WOLFGANG BORTLIK

AUTOMANIE — CINÉMA SUISSE IMAGINAIRE

CH-FENSTER

Sommerregen.

Autobahnraststätte «Gruyère». Ein soignierter Herr zieht eine Pistole und erschiesst die am Nebentisch sitzende Familie in Ballonseide.

Drei Tage später läuft ein japanischer Bustourist Amok. Tora Tora Tora.

Beide können sich in Haft an nichts erinnern.

Polizeipsychologe Max Rüedlinger fährt im klapprigen R4 nach Gruyère. Es regnet und regnet. Durch das Dach tropft Wasser ins Autoinnere.

Max trinkt Kaffee in der Raststätte. Sein Auge fällt mit Wohlgefallen auf eine fesche Serviertochter.

Plötzlich Lärm vom Parkplatz. Ein Riesenlastwagen macht geparkte Autos platt.

Zurück in Bern. Max und Vorgesetzte. Medien.

Ein Professor V. aus Lönneberga hat sich gemeldet. Er kommt zu Max, legt eine alte Schweinsledermappe vor sich auf den Tisch. Behauptet, starke Strah­lung um Gruyère gemessen zu haben. Keine irdische Strahlung. Der Regen. Auch Max hält V. für einen Spinner.

Wieder in der Raststätte. Ein osteuropäisches Touristenpaar ist auf die Autobahn runtergesprungen. Nettes Gespräch mit der Serviertochter. Sie meint, dass die Autos krank machen. Für Max etwas zu grün-ökologisch.

V. schleicht auch herum.

Zurück in Bern, telefoniert Max mit ihm. Plötzlich Schrei und Gegurgel. V. ist spurlos verschwunden.

In der Raststätte begeht ein bekannter SVP-Autofahrer rituellen Selbst­mord. Vor einer Mädchenklasse eines exklusiven Pensionats.

Die Serviertochter macht Max eindeutig Avancen. Der ist begeistert. Durch den Regen sieht man die beiden zum Personalhaus gehen. Die Kellnerin hüpft wie ein Kind durch die Pfützen.

Während Max postkoital raucht, betrachtet ihn die Serviertochter mit un­verhohlenem Abscheu. Im Bad entdeckt Max seltsame Gerätschaften. Nicht von dieser Welt. Als Max sie untersucht, wird er von der Kellnerin von hinten angefallen. Gerangel. In letzter Not richtet Max per Zufall den Föhn auf sie. In der heissen Luft zerfällt die Frau zu einer grünen Masse, deren Leuchten rapide abnimmt.

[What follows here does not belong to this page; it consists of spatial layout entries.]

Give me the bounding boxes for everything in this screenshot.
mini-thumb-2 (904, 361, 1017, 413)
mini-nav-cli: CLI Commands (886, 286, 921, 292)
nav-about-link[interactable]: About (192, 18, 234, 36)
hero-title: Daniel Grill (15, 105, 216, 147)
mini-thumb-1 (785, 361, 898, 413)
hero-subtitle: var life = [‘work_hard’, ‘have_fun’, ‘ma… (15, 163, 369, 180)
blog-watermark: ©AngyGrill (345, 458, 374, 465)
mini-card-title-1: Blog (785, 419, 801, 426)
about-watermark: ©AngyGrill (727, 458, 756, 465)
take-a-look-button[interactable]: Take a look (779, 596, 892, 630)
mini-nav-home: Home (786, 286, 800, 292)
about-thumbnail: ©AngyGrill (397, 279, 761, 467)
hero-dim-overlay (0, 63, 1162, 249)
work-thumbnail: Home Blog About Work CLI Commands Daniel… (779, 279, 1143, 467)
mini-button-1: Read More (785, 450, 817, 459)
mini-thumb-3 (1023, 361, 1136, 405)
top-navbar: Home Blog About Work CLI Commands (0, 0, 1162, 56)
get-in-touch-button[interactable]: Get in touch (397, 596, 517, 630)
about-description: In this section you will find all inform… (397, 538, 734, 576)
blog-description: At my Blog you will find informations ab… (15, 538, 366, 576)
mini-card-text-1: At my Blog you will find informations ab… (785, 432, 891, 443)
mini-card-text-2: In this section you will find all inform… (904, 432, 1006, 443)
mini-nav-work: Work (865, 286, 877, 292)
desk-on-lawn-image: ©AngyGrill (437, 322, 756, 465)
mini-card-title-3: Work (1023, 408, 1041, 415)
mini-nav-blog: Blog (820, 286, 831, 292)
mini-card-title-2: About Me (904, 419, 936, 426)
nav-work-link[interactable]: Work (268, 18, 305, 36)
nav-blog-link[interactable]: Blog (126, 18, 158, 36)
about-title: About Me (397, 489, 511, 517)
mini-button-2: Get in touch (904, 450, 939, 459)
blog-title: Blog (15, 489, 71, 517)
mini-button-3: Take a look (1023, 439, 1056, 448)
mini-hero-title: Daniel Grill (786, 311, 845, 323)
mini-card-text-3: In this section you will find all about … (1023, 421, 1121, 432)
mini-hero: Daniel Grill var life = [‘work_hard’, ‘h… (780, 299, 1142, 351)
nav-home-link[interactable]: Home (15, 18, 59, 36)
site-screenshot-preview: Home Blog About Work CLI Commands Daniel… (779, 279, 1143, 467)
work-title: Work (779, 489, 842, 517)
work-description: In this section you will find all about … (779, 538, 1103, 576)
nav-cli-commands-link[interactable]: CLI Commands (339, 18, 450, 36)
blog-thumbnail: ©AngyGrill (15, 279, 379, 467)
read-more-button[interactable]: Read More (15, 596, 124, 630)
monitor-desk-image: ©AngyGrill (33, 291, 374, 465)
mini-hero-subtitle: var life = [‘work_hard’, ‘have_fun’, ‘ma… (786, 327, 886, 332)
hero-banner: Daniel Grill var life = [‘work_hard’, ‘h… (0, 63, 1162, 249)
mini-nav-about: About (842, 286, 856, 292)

Max entdeckt V.s Schweinsledermappe. Das Telefon funktioniert nicht. Max läuft zur Raststätte, wo er sein Auto geparkt hat. Nachdem er abgefahren ist, erleuchtet eine Explosion den Himmel hinter ihm.

Es regnet stärker. Im R4 sammelt sich Wasser unter Max’ Füssen. Plötzlich fängt an seiner Schuhsohle ein kleines Klümpchen grün zu blinken an, als es mit dem Wasser in Berührung kommt. Es wird grösser, leuchtet.

Der Regen wird noch stärker. Hat Max nur wegen der schlechten Sicht einen so starren Blick? Er tritt aufs Gas. Durch den Regen sieht man ein Schild: «Bern, 7 Kilometer». Der R4 fährt durch den Regen. Aus seinem Inneren sieht man es hell und grün leuchten.

Wolfgang Bortlik
geb. 1952 in München, lebt in Basel. Hausmann, Schrift­steller, Übersetzer und Ersatzschlagzeuger. 1998 erschien sein erster Roman Wurst & Spiele, dieses Jahr kam Halbe Hosen heraus.